Nous avons montré qu’une haute fréquence de production de semences clonales était possible par apomixie synthétique, rendant ce mode de reproduction compatible avec une utilisation en agriculture. Il permet une transmission fidèle de la séquence et du phénotype hybride dans la descendance tout en préservant la qualité de grain.

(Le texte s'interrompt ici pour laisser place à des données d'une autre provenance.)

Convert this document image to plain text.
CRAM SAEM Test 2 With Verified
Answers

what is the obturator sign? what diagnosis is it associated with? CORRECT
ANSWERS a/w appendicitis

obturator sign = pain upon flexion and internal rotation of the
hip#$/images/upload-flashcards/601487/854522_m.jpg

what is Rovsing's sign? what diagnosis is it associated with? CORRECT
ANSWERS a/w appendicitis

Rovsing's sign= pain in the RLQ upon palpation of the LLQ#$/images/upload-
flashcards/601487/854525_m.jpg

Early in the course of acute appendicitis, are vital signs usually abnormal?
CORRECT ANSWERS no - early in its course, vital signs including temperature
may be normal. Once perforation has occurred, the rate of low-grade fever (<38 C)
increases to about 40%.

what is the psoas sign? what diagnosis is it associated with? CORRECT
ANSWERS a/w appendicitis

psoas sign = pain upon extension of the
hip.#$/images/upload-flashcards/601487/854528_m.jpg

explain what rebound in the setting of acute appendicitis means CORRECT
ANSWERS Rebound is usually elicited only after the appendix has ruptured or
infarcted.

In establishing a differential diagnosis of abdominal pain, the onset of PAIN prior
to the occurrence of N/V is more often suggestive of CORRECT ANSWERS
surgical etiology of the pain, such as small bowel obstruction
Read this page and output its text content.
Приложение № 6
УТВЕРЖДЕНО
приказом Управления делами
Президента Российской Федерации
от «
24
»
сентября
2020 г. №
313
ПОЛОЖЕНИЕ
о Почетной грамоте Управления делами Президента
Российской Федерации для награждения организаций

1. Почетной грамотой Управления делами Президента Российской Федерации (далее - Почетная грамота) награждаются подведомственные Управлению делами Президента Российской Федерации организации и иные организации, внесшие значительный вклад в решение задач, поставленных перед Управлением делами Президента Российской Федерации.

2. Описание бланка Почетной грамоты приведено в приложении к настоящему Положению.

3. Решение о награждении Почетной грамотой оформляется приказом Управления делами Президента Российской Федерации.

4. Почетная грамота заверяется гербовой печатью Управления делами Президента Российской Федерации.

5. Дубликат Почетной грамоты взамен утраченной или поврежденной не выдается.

De façon plus fondamentale, nos travaux montrent que l’intégration d’un composant additionnel induisant un développement autonome de l’albumen (sans fécondation) n’est pas nécessaire pour atteindre une haute fréquence d’apomixie. D’autre part, ils démontrent que la contribution épigénétique apportée par le gamète mâle ne semble pas nécessaire pour la manifestation de l’hétérosis dans une espèce sexuée obligatoire. L’ensemble de ces résultats ouvre la voie à la recherche internationale pour améliorer le système jusqu’à son application sur le terrain [17]. À terme, l’apomixie devrait permettre aux sélectionneurs d’exploiter plus efficacement le potentiel d’hybrides F1 présentant une tolérance aux contraintes abiotiques et aux pressions biotiques, qui seront donc mieux équipés pour relever les défis mondiaux posés par le changement climatique et l’augmentation de la demande alimentaire.

Déclaration d'intérêts

Les auteurs ne travaillent pas, ne conseillent pas, ne possèdent pas d'actions ou ne reçoivent pas de fonds de toute organisation qui pourrait bénéficier de cet article, et n'ont déclaré aucune affiliation autre que leurs organismes de recherche.

Remerciements

Les auteurs remercient leurs collaborateurs Pr. Raphaël Mercier (INRAE Versailles puis MPIPZ, Cologne, Allemagne) et Pr. Venkatesan Sundaresan (UC Davis, Davis, USA), ainsi que les autres co-auteurs qui ont contribué au succès de l’étude.